Bist du selbstständig und wünschst dir ein größeres Netzwerk? Dann fang noch heute mit Networking an. Der erste Schritt ist, sich selbst sichtbar zu machen, aktiv auf andere Selbstständige zuzugehen. Warte nicht darauf, dass du angeschrieben wirst, sondern ergreife die Initiative. Denn auch als Solo-Selbstständige*r muss man nicht immer nur für sich allein bleiben. Sieh andere deiner Branche nicht als Konkurrent*innen, sondern als Kolleg*innen und vernetze dich mit ihnen. Schließlich spricht nichts dagegen, hin und wieder in Kollaborationen zu arbeiten oder sich gegenseitig Kund*innen zu vermitteln.

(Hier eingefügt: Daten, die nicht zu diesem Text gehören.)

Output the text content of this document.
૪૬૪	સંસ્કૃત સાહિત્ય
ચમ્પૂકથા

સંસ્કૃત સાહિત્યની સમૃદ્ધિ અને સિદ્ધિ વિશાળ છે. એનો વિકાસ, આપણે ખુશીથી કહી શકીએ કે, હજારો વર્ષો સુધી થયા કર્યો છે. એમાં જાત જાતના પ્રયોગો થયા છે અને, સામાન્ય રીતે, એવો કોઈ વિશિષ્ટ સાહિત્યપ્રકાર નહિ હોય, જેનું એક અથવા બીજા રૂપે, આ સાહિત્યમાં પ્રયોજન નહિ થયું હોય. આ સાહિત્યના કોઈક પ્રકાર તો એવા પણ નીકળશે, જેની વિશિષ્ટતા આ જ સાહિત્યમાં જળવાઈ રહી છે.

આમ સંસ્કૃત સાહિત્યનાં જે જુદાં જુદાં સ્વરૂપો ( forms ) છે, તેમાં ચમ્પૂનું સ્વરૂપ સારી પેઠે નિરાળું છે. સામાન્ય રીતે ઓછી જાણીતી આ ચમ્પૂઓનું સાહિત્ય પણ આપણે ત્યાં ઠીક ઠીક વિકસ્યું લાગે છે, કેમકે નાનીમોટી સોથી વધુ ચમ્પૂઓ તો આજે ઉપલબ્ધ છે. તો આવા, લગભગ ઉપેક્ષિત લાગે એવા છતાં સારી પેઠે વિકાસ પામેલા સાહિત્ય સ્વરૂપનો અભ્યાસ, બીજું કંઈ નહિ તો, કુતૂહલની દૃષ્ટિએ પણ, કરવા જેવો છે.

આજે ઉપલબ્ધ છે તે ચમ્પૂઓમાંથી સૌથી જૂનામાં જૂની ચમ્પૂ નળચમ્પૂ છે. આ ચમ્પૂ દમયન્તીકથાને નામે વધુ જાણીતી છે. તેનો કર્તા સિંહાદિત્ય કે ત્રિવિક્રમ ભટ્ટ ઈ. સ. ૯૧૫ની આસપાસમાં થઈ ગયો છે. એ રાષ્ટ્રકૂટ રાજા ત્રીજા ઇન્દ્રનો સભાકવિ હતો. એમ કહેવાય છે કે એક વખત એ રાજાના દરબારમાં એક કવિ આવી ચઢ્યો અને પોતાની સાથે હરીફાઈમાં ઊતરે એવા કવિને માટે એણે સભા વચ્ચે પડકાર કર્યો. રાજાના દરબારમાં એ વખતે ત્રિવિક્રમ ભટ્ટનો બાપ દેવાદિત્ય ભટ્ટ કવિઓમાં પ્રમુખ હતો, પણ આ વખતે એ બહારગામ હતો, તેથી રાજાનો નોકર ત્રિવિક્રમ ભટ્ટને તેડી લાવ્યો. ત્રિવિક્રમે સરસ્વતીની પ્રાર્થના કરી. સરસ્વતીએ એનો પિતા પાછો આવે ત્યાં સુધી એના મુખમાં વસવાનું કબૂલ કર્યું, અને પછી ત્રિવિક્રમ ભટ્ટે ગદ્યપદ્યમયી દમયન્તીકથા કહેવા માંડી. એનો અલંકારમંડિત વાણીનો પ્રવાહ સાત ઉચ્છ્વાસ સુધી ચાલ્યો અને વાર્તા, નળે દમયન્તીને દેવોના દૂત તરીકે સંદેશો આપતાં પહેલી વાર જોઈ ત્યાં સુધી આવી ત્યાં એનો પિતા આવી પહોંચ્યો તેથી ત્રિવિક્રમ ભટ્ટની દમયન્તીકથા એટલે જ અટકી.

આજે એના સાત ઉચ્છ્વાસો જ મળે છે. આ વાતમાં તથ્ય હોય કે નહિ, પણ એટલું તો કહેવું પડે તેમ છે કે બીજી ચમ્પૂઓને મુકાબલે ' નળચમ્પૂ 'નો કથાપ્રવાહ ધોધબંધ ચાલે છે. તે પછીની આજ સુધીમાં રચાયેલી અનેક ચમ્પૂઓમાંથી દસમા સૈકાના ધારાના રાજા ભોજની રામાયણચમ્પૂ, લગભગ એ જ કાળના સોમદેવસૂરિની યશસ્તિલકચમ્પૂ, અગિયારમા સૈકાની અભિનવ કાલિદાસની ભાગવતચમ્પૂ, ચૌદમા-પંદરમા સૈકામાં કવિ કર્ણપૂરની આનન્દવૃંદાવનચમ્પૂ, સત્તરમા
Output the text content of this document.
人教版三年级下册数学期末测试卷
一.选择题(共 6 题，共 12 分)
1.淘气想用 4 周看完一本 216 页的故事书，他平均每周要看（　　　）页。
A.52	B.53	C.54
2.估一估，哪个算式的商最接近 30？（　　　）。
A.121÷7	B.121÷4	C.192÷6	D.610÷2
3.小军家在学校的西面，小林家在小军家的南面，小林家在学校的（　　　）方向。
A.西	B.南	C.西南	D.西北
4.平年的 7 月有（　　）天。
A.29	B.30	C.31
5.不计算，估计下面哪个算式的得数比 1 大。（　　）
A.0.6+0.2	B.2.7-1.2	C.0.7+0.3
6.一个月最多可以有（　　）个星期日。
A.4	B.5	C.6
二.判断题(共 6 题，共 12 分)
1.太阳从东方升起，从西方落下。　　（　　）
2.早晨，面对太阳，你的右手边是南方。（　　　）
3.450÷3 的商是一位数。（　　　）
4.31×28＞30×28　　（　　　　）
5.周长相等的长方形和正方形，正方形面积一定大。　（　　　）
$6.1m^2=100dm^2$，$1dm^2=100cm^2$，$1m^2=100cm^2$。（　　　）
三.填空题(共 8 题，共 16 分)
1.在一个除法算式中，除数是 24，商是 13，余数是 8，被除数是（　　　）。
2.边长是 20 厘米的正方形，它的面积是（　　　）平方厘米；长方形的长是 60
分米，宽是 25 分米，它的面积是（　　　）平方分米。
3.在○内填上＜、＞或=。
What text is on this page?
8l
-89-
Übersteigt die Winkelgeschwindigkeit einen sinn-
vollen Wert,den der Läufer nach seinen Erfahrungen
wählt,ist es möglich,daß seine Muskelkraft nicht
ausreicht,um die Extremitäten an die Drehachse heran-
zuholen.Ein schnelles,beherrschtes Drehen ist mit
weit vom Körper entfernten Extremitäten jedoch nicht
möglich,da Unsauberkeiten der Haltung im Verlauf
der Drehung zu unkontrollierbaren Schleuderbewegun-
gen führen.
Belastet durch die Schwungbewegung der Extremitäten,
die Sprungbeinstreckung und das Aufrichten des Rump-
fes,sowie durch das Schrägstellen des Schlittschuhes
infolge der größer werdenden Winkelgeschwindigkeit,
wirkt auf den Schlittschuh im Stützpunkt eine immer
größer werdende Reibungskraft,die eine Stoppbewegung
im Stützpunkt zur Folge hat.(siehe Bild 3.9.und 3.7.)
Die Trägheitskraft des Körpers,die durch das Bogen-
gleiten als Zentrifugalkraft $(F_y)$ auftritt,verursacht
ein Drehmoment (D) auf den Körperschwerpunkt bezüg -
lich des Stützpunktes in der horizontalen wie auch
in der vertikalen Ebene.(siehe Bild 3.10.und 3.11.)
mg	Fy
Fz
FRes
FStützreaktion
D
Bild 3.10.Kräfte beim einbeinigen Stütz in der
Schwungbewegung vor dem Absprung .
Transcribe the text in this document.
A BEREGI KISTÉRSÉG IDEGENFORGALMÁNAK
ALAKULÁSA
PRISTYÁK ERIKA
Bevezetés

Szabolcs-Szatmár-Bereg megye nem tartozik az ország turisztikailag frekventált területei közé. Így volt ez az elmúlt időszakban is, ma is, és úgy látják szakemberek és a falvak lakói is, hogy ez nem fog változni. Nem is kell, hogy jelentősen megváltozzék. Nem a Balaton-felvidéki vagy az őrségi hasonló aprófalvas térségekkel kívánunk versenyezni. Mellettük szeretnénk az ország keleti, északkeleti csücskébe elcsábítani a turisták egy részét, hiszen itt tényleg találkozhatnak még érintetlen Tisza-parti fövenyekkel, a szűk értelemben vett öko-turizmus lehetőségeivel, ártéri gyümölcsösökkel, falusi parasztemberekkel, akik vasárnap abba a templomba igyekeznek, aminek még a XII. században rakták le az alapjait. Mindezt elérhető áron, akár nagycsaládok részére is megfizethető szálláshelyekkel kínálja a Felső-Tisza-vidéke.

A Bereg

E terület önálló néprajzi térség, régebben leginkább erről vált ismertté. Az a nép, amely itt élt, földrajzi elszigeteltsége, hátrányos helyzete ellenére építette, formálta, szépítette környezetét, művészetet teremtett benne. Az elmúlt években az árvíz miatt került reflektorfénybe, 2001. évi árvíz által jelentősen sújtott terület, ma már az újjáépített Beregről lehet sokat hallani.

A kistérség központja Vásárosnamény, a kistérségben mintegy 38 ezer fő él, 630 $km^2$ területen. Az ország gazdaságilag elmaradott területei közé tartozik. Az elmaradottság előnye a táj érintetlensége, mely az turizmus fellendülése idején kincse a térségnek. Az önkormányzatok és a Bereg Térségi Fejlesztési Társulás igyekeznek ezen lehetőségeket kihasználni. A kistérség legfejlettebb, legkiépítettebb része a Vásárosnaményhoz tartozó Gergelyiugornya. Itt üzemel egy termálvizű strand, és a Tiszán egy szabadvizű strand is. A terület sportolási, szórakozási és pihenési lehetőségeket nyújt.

Du musst auch nicht allein für dich und deine Rechte kämpfen. Fast jede Branche ist vernetzt. Informiere dich und werde Mitglied in einem Berufsverband. Und: auch Selbstständige haben eine Lobby, den VGSD. Deren Mitglieder engagieren sich nicht nur politisch für die Rechte von Selbstständigen, sondern bieten auch Netzwerk-Tage, Expertentalks und juristische Beratung an. Dort kannst du sogar kostenlos Community-Mitglied werden.

 

Tipps für Selbstständige

  • Betreibe Selbstfürsorge. Kümmere dich um dein Wohlbefinden, sorge für die idealen Arbeitsbedingungen und achte auf eine gesunde Work-Life-Balance. Denn du bist dein stärkstes Kapital.
  • Investiere in dich. Spare nicht bei Weiterbildungen oder Coachings, denn dein Unternehmen steht und fällt mit deiner Profession.
  • Denke als Unternehmer*in. Definiere regelmäßig deine Ziele, plane, wie du sie erreichen kannst, und kontrolliere deinen Fortschritt.
  • Spezialisiere dich. Für Solo-Selbstständige ist es häufig profitabler, sich auf eine Nische auszurichten. Doch vergiss nicht: Nichts ist in Stein gemeißelt. Du kannst deine Spezialisierung auch wieder ändern.
  • Richte dein Unternehmen nach deinen Traumkund*innen aus. Und sage auch mal „Nein“ zu Lastkund*innen.
  • Passe deine Arbeit an deine Lebensumstände und Bedürfnisse an. Befreie dich von konventionellen Vorstellungen, wie, wann und wo Arbeit zu verrichten ist. Solange du produktiv bleibst und deine Ziele erreichst, ist dein Weg der richtige.
  • Pflege ein gutes Netzwerk, um dir Unterstützung, Tipps und Inspiration zu holen.

 

Fazit: Warum sich selbstständig machen?

Nicht selbst und ständig, sondern frei und dynamisch sollten die Wortpaare sein, die mit Selbstständigkeit assoziiert werden. Denn die Selbstständigkeit bietet für viele den idealen Rahmen, um sich selbst zu verwirklichen und dabei im Gleichgewicht mit den persönlichen Bedürfnissen zu arbeiten. Das sind die besten Voraussetzungen für ein erfülltes Berufsleben – wenn das nötige Maß an Selbstdisziplin, Organisationstalent, Offenheit und Verantwortungsbewusstsein gegeben ist. Dazu gehört ein gutes Gespür für das eigene Empfinden und die stetige Auseinandersetzung mit sich selbst, der Zielgruppe und der Unternehmensausrichtung. Sind diese Voraussetzungen erfüllt, steht dem Schritt in die Selbstständigkeit nichts mehr im Wege.